Sillas rotas, instrumentos regados y en desorden, tablones de madera torcidos, retazos de enaguas y de mascadas hechos trizas, y manchas de sangre en el suelo, en las paredes, en todas partes. Las vecinas, en cuanto pudieron hablar y decirse algo, reconstruyeron la escena sangrienta como si la hubiesen visto.

En esto estaban, y discutian el modo de evitar tales peligros cuando, haciendo ruido con las armas, hizo una repentina irrupción en el zaguán el piquete de soldados, precedido del agente del juzgado.

- Silencio, y dense presos de orden del juez -dijo con voz imperiosa-. Todo el mundo aquí.

- Venga aquí la casera y algunos que ayuden a lo que se va a hacer.

A los hombres les intimó que quedaban presos y con ellos se fue al taller y los obligó a que comenzaran a despejarlo.

- Hubiera sido mejor que el señor juez hubiese venido en persona -pensó el agente, fijándose en las manchas de sangre, en los destrozos del carnero, en la confusión y revoltura del cuarto y en los fragmentos del sillón de terciopelo y oro que aún conservaba su olor de iglesia y de incienso.
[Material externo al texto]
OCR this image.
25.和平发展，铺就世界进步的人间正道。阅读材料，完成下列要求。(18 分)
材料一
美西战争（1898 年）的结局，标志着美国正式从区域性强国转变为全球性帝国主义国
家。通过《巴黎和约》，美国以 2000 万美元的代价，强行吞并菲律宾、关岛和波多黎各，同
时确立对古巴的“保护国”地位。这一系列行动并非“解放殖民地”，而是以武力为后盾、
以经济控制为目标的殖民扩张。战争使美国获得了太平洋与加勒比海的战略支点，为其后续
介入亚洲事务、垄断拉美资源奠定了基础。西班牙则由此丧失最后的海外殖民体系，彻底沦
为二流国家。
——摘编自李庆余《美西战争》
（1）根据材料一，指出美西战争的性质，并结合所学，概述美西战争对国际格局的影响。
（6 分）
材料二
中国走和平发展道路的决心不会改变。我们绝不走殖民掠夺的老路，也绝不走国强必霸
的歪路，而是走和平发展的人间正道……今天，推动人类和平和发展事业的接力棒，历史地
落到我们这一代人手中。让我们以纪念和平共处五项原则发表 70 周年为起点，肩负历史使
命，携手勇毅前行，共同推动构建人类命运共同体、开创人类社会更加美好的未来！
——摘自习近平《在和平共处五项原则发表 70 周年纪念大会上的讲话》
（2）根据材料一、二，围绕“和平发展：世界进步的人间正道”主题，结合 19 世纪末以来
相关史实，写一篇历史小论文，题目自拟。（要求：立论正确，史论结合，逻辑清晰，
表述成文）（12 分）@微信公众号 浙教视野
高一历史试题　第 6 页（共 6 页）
Registrados minuciosamente pavimento, rincones, astillas y tablones, nada se encontró. Entonces, por indicación de la casera, se levantaron las vigas del cuarto, y de entre el aserrín ensangrentado y húmedo, sacaron el cuerpo casi desnudo de Tules.

Un soldado salió a la calle y volvió con dos cargadores. En la escalera que servía para encender el opaco farolillo de la casa, se colocó el cadáver, los cargadores con sus cuerdas lo ataron a los barrotes y se lo echaron al hombro. Seis u ocho mujeres, el oficial de sastre y el fingido dormilón, fueron incorporados, y la comitiva, así, en cuerpo de patrulla, salió de la funesta casa de vecindad Y se encaminó a la Acordada. Con el trote de los cargadores las cuerdas se aflojaron, y ya colgaba una pierna desnuda de Tules por un lado, ya por el otro se columpiaba un brazo que rozaba la cara del cargador que iba delante. Así llegó esta fúnebre procesión.

El juez, grave, majestuosamente sentado en su sillón, y el escribano con media resma de papel de actuaciones delante, comenzaron el interrogatorio.

Como sucede entre mujeres, y mujeres que aunque inocentes tenían mucho miedo a la cárcel y al juez, tartamudearon, se pUsieron descoloridas y coloradas, y cada una hizo a su modo la relación de lo sucedido, procurando más bien salvarse que no decir la verdad, de modo que resultaron contradictorias sus declaraciones.

- No cabe duda -dijo el juez-, están convictas y confesas; son cómplices por lo menos, y han ayudado a ese horrible festín en que poco faltó para que se comieran a esa pobre mujer. En cuanto a los hombres, ya les interrogaremos esta tarde. Que se los lleven a la cárcel lo mismo que a las mujeres, y que todos queden incomunicados.

El cadáver ensangrentado y medio desnudo de Tules fue tendido boca arriba en un banco de piedra lleno de lodo, costras y regueros de sangre seca, en un inmundo salón situado en el piso bajo del edificio, frente a una puerta con reja de hierro que comunica con la calle.